Kolumne: Deutscher Alltag:Eine verhängnisvolle Affäre

Betrachtet die Koalition aus Union und FDP und wie sehr sich die Parteien für das schämen, was sie miteinander getan haben, dann wird es Zeit über die Natur des One-Night-Stands zu reflektieren.

Kurt Kister

Wer lange genug gelebt hat, wird immer wieder mal Verbindungen mit anderen Menschen aufgebaut haben, die er früher oder später bereut hat. Das beginnt bei überwiegend erotisch motivierten, manchmal von Rauschmitteln beförderten Zusammenkünften für eine Nacht oder auch nur für fünfzehn Minuten, setzt sich fort über diese schrecklichen Arbeitsgruppen in der Firma und endet nicht bei der schwarz-gelben Regierungskoalition.

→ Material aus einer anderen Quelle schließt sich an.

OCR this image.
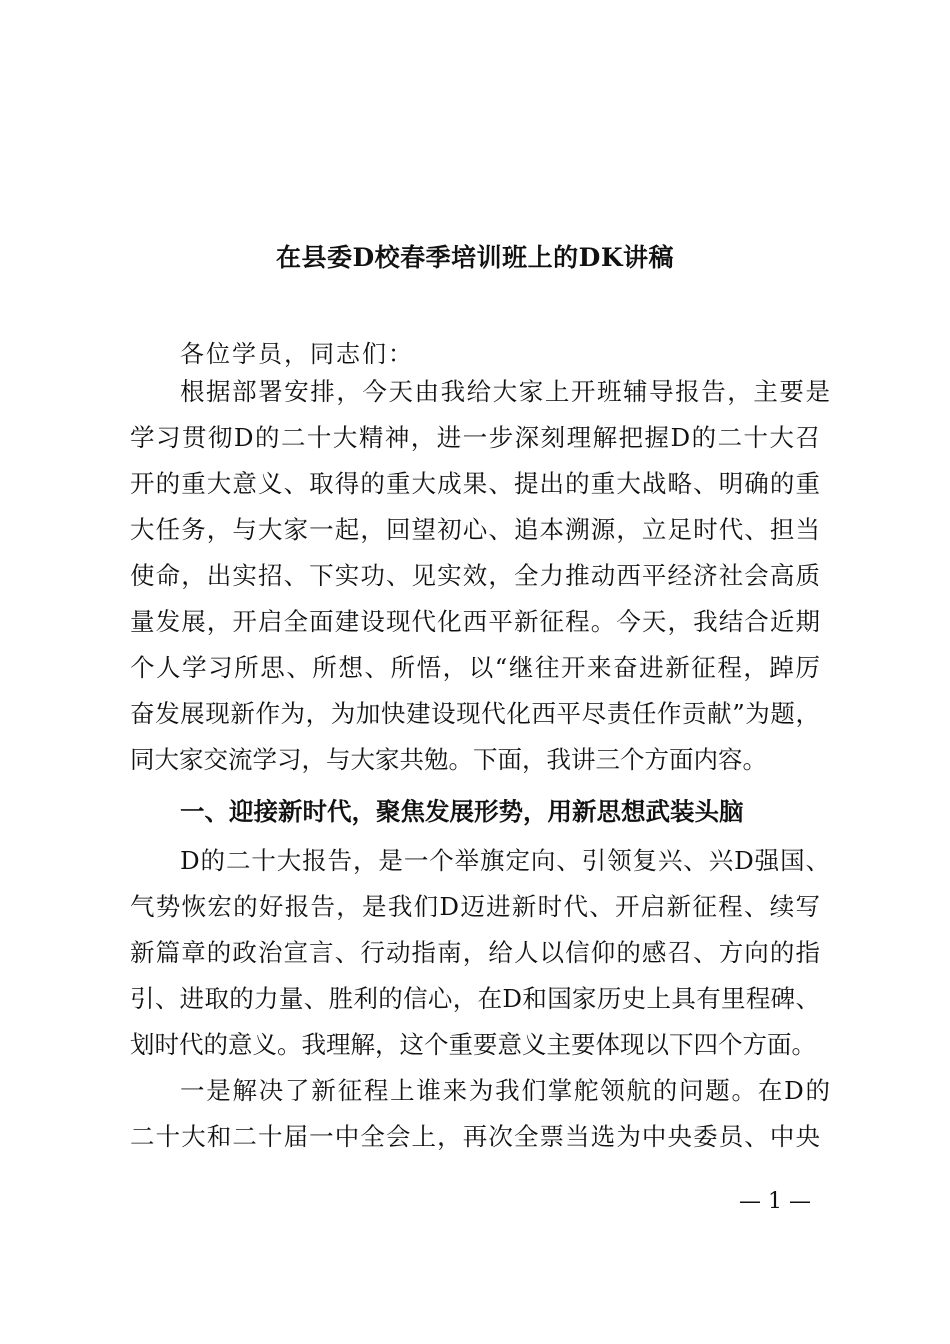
在县委D校春季培训班上的DK讲稿
各位学员，同志们：
根据部署安排，今天由我给大家上开班辅导报告，主要是
学习贯彻D的二十大精神，进一步深刻理解把握D的二十大召
开的重大意义、取得的重大成果、提出的重大战略、明确的重
大任务，与大家一起，回望初心、追本溯源，立足时代、担当
使命，出实招、下实功、见实效，全力推动西平经济社会高质
量发展，开启全面建设现代化西平新征程。今天，我结合近期
个人学习所思、所想、所悟，以“继往开来奋进新征程，踔厉
奋发展现新作为，为加快建设现代化西平尽责任作贡献”为题，
同大家交流学习，与大家共勉。下面，我讲三个方面内容。
一、迎接新时代，聚焦发展形势，用新思想武装头脑
D的二十大报告，是一个举旗定向、引领复兴、兴D强国、
气势恢宏的好报告，是我们D迈进新时代、开启新征程、续写
新篇章的政治宣言、行动指南，给人以信仰的感召、方向的指
引、进取的力量、胜利的信心，在D和国家历史上具有里程碑、
划时代的意义。我理解，这个重要意义主要体现以下四个方面。
一是解决了新征程上谁来为我们掌舵领航的问题。在D的
二十大和二十届一中全会上，再次全票当选为中央委员、中央
— 1 —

Letztere ist so ziemlich das Schlimmste, was einem an Fehlbeziehung widerfahren kann, wie die vergangenen Monate erwiesen haben - selbst wenn man bedenkt, dass auch eine schnelle Nummer nach dem Betriebsfest etwas sehr Übles ist. Gerade um die Osterzeit, da es die Hinwendung des Menschen zum Menschen ganz grundsätzlich zu hinterfragen gilt, ist es angebracht, über die Natur des One-Night-Stands zu reflektieren.

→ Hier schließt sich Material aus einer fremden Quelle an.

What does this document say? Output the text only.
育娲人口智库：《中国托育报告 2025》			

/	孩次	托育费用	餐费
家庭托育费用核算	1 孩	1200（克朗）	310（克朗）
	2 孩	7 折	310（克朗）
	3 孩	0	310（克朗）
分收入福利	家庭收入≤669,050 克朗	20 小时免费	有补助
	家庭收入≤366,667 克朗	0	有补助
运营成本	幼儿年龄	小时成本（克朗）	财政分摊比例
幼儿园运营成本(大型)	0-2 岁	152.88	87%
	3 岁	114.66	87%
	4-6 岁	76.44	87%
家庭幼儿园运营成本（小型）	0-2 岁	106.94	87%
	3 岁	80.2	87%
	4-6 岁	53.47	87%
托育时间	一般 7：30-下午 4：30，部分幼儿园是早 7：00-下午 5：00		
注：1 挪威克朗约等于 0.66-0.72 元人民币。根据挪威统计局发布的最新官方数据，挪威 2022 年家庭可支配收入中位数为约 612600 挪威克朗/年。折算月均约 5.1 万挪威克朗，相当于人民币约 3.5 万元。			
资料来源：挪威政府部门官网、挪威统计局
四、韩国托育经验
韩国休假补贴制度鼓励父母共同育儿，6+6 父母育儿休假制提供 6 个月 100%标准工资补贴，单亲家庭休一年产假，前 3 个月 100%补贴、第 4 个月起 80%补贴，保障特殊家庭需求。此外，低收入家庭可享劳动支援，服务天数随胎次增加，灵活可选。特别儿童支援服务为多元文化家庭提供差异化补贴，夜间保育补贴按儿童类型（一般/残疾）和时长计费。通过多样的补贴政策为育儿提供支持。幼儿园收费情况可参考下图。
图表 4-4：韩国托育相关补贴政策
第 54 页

Man begegnet auf einer Party oder irgendeinem Blubber-Event einem Menschen, den man aber eigentlich nur als Spiegel der eigenen Eitelkeit respektive Lust wahrnimmt. Man sieht sich selbst im Anderen und findet dies, berauscht von Alkohol, wahnsinnig toll. Man schwätzt um sein Leben, und wenn man es dann für diesen Abend gewonnen zu haben glaubt, legt man sich mit sich selbst und dennoch zu zweit hin. Danach ist man traurig, schon allein weil man erkennt, dass man nur wieder ein Erlebnis mit sich selbst hatte.

So ähnlich ist das auch mit der schwarz-gelben Koalition. Die ist gewissermaßen ein One-Night-Stand, aber leider einer, der nicht enden will. Das, was Boris Becker in so einem Fall in der Besenkammer getan hat, wurde, natürlich rein politisch, von Union und FDP Ende September 2009 vollzogen. Seitdem aber sind die Beteiligten in der Besenkammer geblieben, vielleicht auch, weil sie sich dafür schämen, dass sie miteinander etwas getan haben, wofür sie, wie jede Woche klarer wird, nicht geschaffen sind: Die Kanzlerin kann ihren Außenminister-Lautsprecher nicht ausstehen, der Seehofer lässt seinen Söder gegen die FDP von der Leine, Griesgram Schäuble würde die Steuersenker am liebsten aus dem Kabinett werfen.

Was für ein schrecklicher Irrtum war es doch, dass sich Schwarz und Gelb einst so umturtelten. In dieser Beziehung wurde jener kleine Rest, aus dem sich vielleicht etwas hätte entwickeln können, mit dem Koalitionsvertrag ganz am Anfang erstickt. Die Erinnerung an diesen gemeinschaftlich begangenen Totschlag hält die Koalitionspartner nun zusammen. Es gibt diesen alten Hitchcock-Film Cocktail für eine Leiche, in dem die beiden Mörder ihr Opfer in einer Truhe verstecken und rund um die Truhe eine Party feiern. Man sollte in Merkels Besenkammer mal einen Blick in die dort bestimmt stehende Truhe werfen.